Tuesday, December 10, 2002


Dear Grandpa

My grandfather passed away two days ago, December 8, 2002 around noon in Taiwan. I found out the afternoon of December 8th and my whole world felt like it came crashing down around me and I was going to suffocate. I knew he was getting older, his kidneys had failed a year ago and he needed dialysis every week. But people have lived years and years with their kidneys not working. But then the got sick when I came to England and my parents said he was in the hospital. Okay.. so people get sick, but they get better too. He didn't, and when my mom told me she and ALL her brothers and sisters were going back, I got this sick feeling in my stomach that something was wrong. So I wrote this letter and I painted this painting of me and my grandfather, to tell him how much I loved him and how I hoped that he was going to get better. I mailed it December 5, 2002 and I don't think it got there in time for my mother to read it to him or show him the painting. I'm sure he knew that I loved him, but it would have been nice for him to really know how I felt, because I could never tell him. My Chinese was never strong enought to say what I wanted to say and the words 'I Love You' in Chinese coming out of my mouth did not seem like enough. But since he did not get to read the letter, I will put it here to share with everyone else. My grandfather was a strong, highly respected man who touched everyone around him. Most of all he LOVED so greatly and was able to show people how to love and that was something that I will never forget...

Dear Grandpa,
I wish I had learned my Chinese better a long time ago, so that I could write this to you in Chinese or call you and tell you with my own voice how much you mean to me. No words can express how much I love, admire and respect you. You have been such a significant impact on my life every since I was little. I can still remember very vividly living in your house for two months when I was younger. I remember how much fun I had even though I missed home sometimes. I would always feel your love no matter what.
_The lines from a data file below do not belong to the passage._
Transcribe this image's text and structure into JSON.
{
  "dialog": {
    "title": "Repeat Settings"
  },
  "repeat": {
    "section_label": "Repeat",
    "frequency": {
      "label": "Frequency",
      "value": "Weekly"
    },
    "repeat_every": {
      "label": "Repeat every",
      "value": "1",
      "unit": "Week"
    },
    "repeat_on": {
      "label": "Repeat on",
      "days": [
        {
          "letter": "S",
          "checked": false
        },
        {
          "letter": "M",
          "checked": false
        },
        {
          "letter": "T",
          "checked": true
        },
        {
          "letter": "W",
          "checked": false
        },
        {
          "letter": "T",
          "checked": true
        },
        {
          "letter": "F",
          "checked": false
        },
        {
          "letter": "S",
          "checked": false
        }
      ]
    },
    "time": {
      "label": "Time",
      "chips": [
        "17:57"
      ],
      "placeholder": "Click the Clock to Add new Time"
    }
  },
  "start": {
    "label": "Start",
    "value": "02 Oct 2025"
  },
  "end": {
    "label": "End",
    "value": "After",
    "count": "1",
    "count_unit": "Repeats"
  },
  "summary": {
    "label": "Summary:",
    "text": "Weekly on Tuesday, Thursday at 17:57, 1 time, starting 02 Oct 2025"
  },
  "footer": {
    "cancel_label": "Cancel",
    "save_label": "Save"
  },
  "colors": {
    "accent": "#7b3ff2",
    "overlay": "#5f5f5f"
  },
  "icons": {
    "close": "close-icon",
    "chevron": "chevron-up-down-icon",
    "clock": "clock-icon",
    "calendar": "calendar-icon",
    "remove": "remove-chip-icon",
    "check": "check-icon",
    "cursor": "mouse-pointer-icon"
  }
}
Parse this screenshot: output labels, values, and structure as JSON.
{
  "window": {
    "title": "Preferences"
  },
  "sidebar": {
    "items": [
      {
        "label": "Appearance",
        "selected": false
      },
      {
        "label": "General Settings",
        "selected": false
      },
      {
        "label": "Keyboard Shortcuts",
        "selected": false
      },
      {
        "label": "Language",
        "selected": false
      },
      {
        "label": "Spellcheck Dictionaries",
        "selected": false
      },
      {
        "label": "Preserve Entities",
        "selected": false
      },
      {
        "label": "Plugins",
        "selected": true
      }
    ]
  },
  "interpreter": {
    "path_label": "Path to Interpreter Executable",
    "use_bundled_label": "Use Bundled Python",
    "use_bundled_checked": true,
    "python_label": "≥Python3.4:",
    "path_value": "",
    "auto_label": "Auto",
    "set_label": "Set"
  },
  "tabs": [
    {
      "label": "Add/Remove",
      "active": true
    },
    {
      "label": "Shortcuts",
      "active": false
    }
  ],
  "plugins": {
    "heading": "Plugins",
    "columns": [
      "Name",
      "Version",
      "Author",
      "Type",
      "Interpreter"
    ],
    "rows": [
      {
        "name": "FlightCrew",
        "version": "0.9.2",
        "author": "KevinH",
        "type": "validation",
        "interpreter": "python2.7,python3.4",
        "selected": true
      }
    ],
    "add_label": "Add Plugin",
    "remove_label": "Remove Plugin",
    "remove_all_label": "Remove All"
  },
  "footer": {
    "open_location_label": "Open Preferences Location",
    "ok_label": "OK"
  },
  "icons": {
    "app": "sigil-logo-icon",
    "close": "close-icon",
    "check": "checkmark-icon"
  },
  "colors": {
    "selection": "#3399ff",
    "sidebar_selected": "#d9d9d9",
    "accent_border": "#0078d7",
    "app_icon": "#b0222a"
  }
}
I always think of the times when the Hu family used to gather together during Christmas and summers or for special occasions. There was always this magic within our family that was born from such great love. I feel so incredibly blessed to have known such love from family and to have grandparents, aunts, uncles, and cousins who care so much for each other. All the memories I have of our family are always happy. Even though us cousins have gotten older, there are still those strong bonds we developed as children that will keep us forever together. My mom always says that blood is thicker than water and since she is often right, this has proven true. Especially since I am so far away from home now.
I loved the stories she would tell me about growing up. Especially how even with such a big family there was never a feeling of being left out or unloved by any of the siblings. I hear so many stories from aunts and uncles about how you raised them and loved them so well and how much they love and respect you. Mom would tell me about how you were proud of us, grandchildren, for all the accomplishments we have done in our lives. To know that I have made you proud gives me such a feeling of accomplishment and sense of self-confidence. It makes me so incredibly happy to know that I have turned out a good person because of you and because of my family – mostly because of love. Without love there is nothing and I have known great love in my life thanks to you.
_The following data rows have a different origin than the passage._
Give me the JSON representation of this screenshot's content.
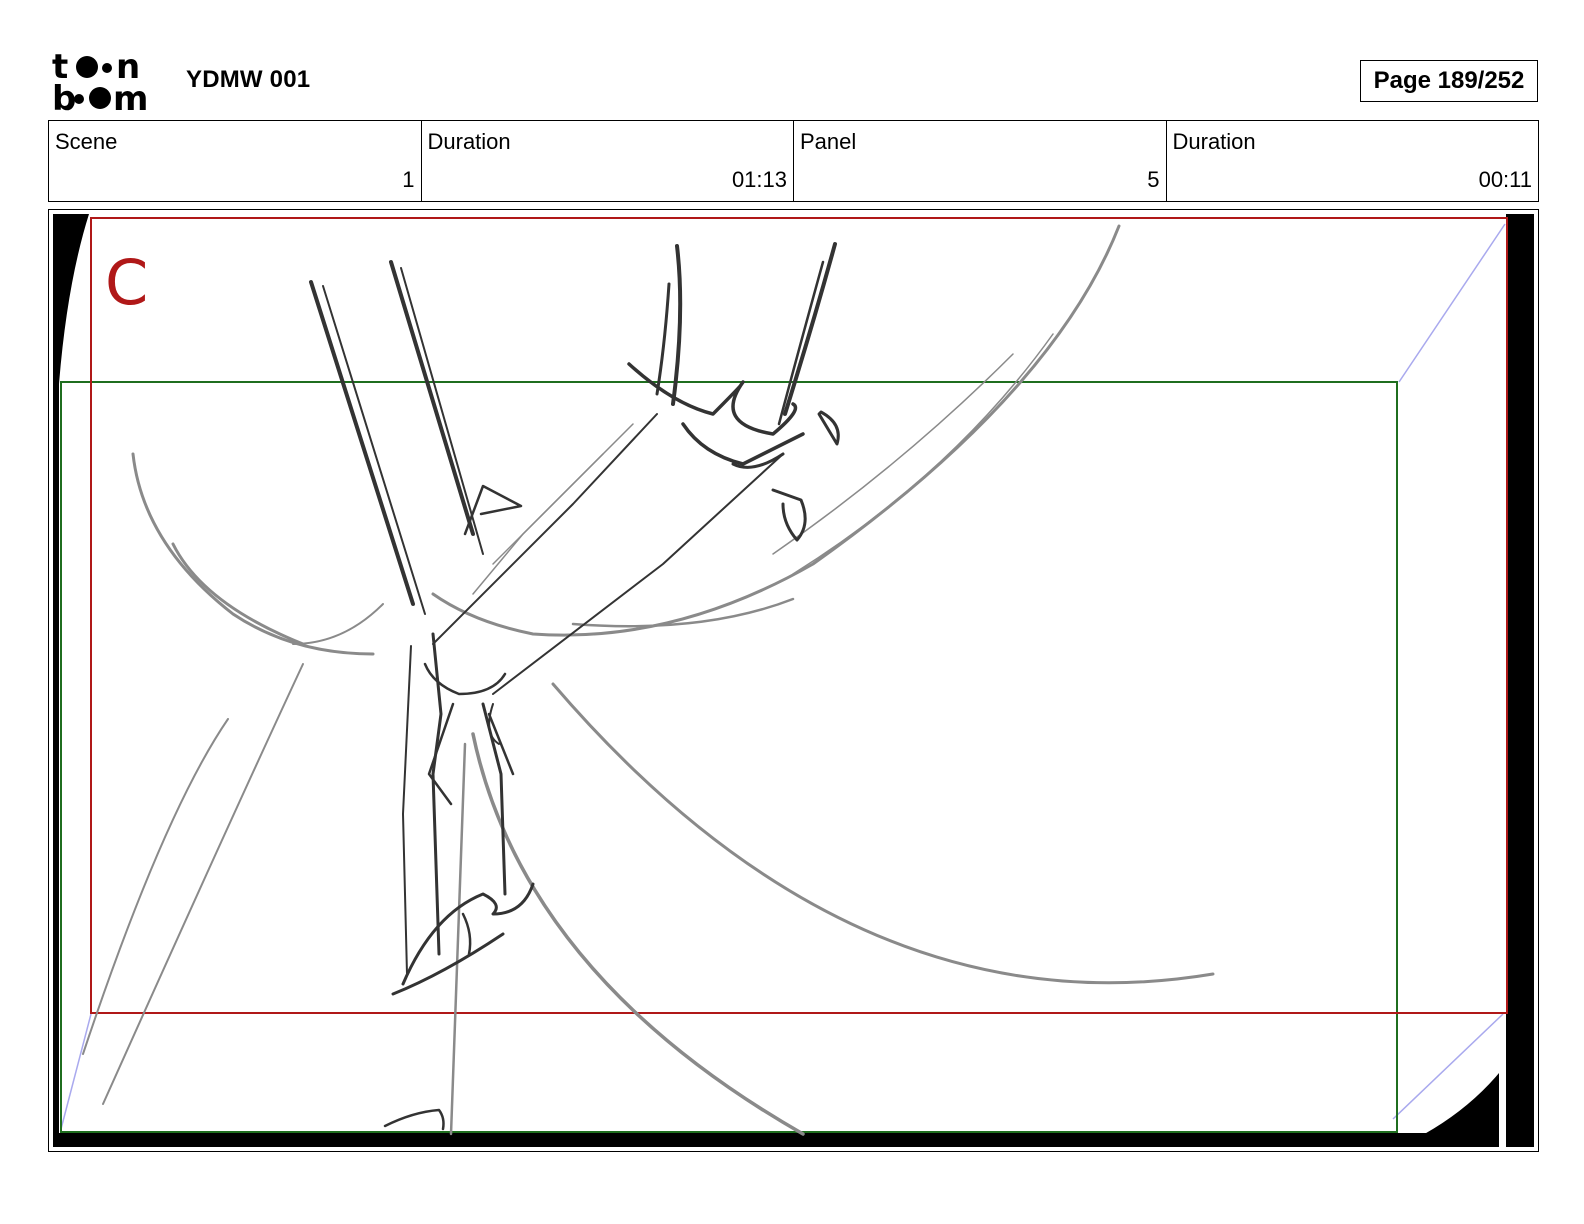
{
  "logo": {
    "line1": "toon",
    "line2": "boom"
  },
  "project_title": "YDMW 001",
  "page_label": "Page 189/252",
  "info": [
    {
      "label": "Scene",
      "value": "1"
    },
    {
      "label": "Duration",
      "value": "01:13"
    },
    {
      "label": "Panel",
      "value": "5"
    },
    {
      "label": "Duration",
      "value": "00:11"
    }
  ],
  "panel": {
    "camera_label": "C",
    "colors": {
      "camera_frame": "#b01818",
      "safe_frame": "#1f6e1f",
      "sketch_dark": "#333333",
      "sketch_light": "#8a8a8a",
      "vignette": "#000000",
      "guide": "#a9a9ee"
    }
  }
}
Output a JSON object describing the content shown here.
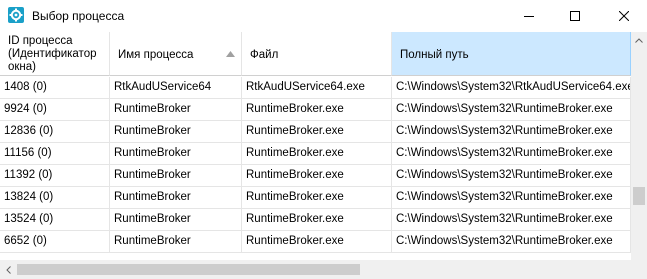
{
  "window": {
    "title": "Выбор процесса",
    "accent": "#1aa0c8"
  },
  "table": {
    "columns": [
      {
        "label": "ID процесса\n(Идентификатор\nокна)"
      },
      {
        "label": "Имя процесса",
        "sorted": "ascending"
      },
      {
        "label": "Файл"
      },
      {
        "label": "Полный путь",
        "selected": true
      }
    ],
    "rows": [
      {
        "id": "1408 (0)",
        "name": "RtkAudUService64",
        "file": "RtkAudUService64.exe",
        "path": "C:\\Windows\\System32\\RtkAudUService64.exe"
      },
      {
        "id": "9924 (0)",
        "name": "RuntimeBroker",
        "file": "RuntimeBroker.exe",
        "path": "C:\\Windows\\System32\\RuntimeBroker.exe"
      },
      {
        "id": "12836 (0)",
        "name": "RuntimeBroker",
        "file": "RuntimeBroker.exe",
        "path": "C:\\Windows\\System32\\RuntimeBroker.exe"
      },
      {
        "id": "11156 (0)",
        "name": "RuntimeBroker",
        "file": "RuntimeBroker.exe",
        "path": "C:\\Windows\\System32\\RuntimeBroker.exe"
      },
      {
        "id": "11392 (0)",
        "name": "RuntimeBroker",
        "file": "RuntimeBroker.exe",
        "path": "C:\\Windows\\System32\\RuntimeBroker.exe"
      },
      {
        "id": "13824 (0)",
        "name": "RuntimeBroker",
        "file": "RuntimeBroker.exe",
        "path": "C:\\Windows\\System32\\RuntimeBroker.exe"
      },
      {
        "id": "13524 (0)",
        "name": "RuntimeBroker",
        "file": "RuntimeBroker.exe",
        "path": "C:\\Windows\\System32\\RuntimeBroker.exe"
      },
      {
        "id": "6652 (0)",
        "name": "RuntimeBroker",
        "file": "RuntimeBroker.exe",
        "path": "C:\\Windows\\System32\\RuntimeBroker.exe"
      }
    ]
  },
  "icons": {
    "app": "app-gear-icon",
    "minimize": "minimize-icon",
    "maximize": "maximize-icon",
    "close": "close-icon",
    "sort": "sort-up-icon",
    "scroll_up": "chevron-up-icon",
    "scroll_left": "chevron-left-icon"
  }
}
There is so much I respect about you and just knowing about the things you have accomplished in your life so far is amazing. When you speak people listen and respect you so much for your opinion. I have often been asked whom do I respect and admire most in my life and often it is you I think of besides my own parents as well. I may not have understood everything when I was younger, but as I grew older and watched more, I realized just what a strong family I come from.
I hope you get well soon and know how much I love you.